Auch eine Verwechslungsgefahr im weiteren Sinn unter Annahme einer selbständig kennzeichnenden Stellung des Bestandteils „Rap“ in der angegriffenen Marke ist zu verneinen. Ein besonderer Umstand, der es rechtfertigen kann, in einem zusammengesetzten Zeichen einen Bestandteil als selbständig kennzeichnend anzusehen, liegt vor, wenn eine ältere Marke von einem Dritten in einem zusammengesetzten jüngeren Zeichen identisch oder sehr ähnlich unter Hinzufügung eines Unternehmenskennzeichens oder eines Stammbestandteils eines Serienzeichens verwendet wird. In einem solchen Fall kann nach ständiger Rechtsprechung die ältere Marke in dem zusammengesetzten Zeichen eine selbständig kennzeichnende Stellung behalten, ohne aber darin den dominierenden Bestandteil zu bilden (vgl. u. a. EuGH, GRUR 2005, 1042 Rn. 29 f. – THOMSON LIFE; BGH, GRUR 2013, 833 Rn. 51 – Culinaria/Villa Culinaria). Eine solche Fallgestaltung liegt aber vorliegend nicht vor. Zwar wird die Widerspruchsmarke „Rap“ in die jüngere Marke vollständig übernommen. Die angesprochenen Verbraucher nehmen „Rap“ aber in der Marke „Rap Shot“ nicht als eigenständig kennzeichnend wahr. Abgesehen davon, dass der Bestandteil „Shot“ ersichtlich weder ein Unternehmenskennzeichen noch ein Stammbestandteil für den Inhaber der jüngeren Marke darstellt, ist der Bestandteil „Rap“ mit dem weiteren Begriff „Shot“ aber zu einer gesamtbegrifflichen Einheit verbunden, bei der es naheliegt, sie in einem Zusammenhang zu lesen.
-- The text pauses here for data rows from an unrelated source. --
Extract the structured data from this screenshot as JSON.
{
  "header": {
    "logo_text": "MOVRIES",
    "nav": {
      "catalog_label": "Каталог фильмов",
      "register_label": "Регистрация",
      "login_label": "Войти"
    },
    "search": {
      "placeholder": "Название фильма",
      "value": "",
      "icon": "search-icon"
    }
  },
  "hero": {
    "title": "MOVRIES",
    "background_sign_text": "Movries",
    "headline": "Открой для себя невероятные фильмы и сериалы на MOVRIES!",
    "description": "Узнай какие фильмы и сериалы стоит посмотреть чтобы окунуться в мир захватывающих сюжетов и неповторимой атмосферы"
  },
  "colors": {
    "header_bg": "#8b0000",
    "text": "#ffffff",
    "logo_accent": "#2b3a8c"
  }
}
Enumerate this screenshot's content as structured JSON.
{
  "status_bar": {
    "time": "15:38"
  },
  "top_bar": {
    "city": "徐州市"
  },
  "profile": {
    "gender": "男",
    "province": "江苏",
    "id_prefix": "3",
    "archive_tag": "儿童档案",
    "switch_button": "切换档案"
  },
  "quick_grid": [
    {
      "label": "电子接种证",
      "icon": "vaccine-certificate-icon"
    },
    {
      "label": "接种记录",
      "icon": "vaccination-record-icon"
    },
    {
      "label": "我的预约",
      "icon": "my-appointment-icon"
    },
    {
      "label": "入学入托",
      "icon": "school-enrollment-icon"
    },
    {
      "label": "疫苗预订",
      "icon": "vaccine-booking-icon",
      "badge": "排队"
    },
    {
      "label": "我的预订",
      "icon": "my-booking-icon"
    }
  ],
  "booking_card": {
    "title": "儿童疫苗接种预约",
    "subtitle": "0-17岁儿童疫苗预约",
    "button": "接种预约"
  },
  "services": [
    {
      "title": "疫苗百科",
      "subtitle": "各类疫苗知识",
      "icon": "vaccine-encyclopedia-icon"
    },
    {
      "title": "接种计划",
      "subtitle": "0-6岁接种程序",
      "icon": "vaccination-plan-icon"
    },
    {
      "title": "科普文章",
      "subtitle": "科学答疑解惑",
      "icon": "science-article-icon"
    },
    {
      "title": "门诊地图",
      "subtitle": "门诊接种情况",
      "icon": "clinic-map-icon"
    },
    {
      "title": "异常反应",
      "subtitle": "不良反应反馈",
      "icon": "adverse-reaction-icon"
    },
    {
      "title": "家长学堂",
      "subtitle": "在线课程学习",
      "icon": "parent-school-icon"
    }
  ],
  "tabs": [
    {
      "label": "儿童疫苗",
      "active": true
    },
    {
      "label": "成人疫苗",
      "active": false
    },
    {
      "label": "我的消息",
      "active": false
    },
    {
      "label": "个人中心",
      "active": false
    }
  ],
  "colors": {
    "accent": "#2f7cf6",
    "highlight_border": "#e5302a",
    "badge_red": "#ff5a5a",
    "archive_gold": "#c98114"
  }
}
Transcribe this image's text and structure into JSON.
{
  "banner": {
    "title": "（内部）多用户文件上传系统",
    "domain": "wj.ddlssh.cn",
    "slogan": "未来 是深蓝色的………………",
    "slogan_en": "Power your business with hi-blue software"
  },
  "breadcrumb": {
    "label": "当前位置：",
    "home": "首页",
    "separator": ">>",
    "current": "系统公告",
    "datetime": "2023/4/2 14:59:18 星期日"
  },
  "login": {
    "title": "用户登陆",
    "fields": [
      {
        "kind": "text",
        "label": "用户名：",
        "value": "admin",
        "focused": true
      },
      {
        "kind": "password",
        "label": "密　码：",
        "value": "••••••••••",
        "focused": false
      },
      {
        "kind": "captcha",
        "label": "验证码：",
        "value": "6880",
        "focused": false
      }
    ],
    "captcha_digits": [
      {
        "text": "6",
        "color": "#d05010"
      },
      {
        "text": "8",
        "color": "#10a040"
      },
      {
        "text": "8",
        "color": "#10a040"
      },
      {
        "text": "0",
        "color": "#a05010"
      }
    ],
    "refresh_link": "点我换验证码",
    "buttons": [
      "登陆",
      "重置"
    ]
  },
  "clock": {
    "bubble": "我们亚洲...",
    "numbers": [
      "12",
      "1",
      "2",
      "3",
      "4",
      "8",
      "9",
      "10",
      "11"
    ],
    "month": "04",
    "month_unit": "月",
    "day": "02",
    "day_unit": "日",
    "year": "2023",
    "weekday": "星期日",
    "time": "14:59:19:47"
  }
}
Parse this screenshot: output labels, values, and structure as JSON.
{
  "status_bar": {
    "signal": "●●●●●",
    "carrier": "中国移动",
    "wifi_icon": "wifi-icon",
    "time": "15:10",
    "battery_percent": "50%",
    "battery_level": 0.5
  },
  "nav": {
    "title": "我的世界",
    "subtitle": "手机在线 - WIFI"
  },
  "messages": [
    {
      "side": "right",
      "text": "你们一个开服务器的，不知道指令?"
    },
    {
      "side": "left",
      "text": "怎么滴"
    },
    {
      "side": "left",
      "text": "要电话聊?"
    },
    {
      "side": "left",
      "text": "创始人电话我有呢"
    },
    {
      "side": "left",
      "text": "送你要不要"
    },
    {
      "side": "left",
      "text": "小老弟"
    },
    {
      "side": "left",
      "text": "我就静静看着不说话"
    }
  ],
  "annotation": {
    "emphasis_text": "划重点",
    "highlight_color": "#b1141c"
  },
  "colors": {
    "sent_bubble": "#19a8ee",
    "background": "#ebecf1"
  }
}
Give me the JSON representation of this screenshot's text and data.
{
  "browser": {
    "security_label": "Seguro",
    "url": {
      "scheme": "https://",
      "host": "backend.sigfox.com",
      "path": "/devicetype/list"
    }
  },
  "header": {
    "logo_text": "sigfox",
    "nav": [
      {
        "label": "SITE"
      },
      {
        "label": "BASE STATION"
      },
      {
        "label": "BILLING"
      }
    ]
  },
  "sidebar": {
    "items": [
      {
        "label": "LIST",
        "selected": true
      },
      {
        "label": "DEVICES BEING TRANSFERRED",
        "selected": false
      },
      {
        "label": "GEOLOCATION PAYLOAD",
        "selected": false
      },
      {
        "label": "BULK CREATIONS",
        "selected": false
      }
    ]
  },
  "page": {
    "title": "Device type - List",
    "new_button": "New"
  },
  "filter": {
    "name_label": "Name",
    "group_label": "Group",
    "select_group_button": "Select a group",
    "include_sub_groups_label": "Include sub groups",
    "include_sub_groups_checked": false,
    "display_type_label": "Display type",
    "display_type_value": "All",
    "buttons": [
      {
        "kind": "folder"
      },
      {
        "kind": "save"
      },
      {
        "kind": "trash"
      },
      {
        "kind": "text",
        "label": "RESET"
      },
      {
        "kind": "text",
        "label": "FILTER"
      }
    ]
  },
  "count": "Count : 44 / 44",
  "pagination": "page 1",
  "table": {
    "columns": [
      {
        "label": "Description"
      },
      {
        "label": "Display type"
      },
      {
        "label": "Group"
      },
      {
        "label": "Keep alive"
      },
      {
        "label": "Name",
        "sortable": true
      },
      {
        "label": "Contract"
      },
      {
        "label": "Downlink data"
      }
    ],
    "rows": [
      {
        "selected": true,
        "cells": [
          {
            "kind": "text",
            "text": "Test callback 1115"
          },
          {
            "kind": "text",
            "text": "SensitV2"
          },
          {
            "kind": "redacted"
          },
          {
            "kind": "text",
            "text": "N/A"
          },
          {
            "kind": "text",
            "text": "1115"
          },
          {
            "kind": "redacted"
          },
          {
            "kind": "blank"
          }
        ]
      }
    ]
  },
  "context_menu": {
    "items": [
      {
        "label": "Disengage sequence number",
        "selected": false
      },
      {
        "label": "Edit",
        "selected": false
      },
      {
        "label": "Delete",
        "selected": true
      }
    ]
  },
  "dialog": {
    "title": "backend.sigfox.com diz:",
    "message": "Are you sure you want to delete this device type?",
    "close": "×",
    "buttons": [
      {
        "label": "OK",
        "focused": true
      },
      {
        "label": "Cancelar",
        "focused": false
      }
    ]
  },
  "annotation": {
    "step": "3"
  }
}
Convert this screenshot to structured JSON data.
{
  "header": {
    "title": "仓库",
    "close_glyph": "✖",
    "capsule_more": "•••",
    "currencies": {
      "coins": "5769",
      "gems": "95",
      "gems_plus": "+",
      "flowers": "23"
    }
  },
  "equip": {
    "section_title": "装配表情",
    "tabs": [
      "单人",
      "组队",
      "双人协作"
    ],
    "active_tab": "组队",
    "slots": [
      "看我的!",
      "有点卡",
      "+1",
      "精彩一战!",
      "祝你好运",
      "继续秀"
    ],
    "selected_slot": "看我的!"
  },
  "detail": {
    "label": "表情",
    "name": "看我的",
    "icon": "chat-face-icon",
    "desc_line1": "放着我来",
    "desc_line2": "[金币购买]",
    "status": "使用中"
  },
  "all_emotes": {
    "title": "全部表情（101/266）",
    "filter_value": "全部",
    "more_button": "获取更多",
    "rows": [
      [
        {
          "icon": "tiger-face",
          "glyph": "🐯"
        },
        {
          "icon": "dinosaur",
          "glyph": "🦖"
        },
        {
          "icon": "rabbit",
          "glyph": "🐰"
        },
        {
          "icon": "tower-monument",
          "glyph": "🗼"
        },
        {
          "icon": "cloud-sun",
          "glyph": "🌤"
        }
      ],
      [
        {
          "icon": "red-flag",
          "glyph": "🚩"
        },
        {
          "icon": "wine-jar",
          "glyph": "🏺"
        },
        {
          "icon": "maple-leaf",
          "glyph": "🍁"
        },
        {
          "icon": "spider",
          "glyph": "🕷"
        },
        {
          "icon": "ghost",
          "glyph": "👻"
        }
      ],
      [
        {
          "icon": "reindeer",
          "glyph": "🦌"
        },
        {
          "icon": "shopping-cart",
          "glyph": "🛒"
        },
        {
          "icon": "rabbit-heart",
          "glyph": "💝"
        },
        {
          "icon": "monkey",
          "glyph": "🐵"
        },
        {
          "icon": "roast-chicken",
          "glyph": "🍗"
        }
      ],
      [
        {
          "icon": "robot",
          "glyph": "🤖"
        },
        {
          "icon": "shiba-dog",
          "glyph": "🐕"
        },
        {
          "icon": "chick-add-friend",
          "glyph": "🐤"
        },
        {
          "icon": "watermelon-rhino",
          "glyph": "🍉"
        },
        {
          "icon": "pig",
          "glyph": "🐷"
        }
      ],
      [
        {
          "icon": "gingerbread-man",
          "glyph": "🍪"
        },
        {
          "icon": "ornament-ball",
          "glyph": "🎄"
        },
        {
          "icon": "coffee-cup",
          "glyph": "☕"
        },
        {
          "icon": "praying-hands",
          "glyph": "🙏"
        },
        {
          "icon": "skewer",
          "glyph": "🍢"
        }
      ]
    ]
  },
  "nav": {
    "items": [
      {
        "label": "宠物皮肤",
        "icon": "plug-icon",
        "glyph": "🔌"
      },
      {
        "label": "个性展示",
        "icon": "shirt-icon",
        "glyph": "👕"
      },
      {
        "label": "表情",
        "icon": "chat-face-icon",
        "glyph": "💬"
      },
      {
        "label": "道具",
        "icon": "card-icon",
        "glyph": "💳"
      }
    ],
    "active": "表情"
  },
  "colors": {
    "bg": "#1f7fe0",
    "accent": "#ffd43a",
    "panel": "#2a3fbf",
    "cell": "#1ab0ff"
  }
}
Der Umstand, dass die angesprochenen Verkehrskreise lediglich irgendwelche rein assoziativen gedanklichen Verbindungen zwischen den Marken „Rap Shot“ und „Rap“ herstellen, weil die Wahrnehmungen der einen Marke die Erinnerung an die andere Marke weckt, obwohl die Zeichen nicht miteinander verwechselt werden, reicht für die Bejahung einer mittelbaren Verwechslungsgefahr nicht aus (vgl. BGH GRUR 2004, 779, 783 – Zwilling/Zweibrüder).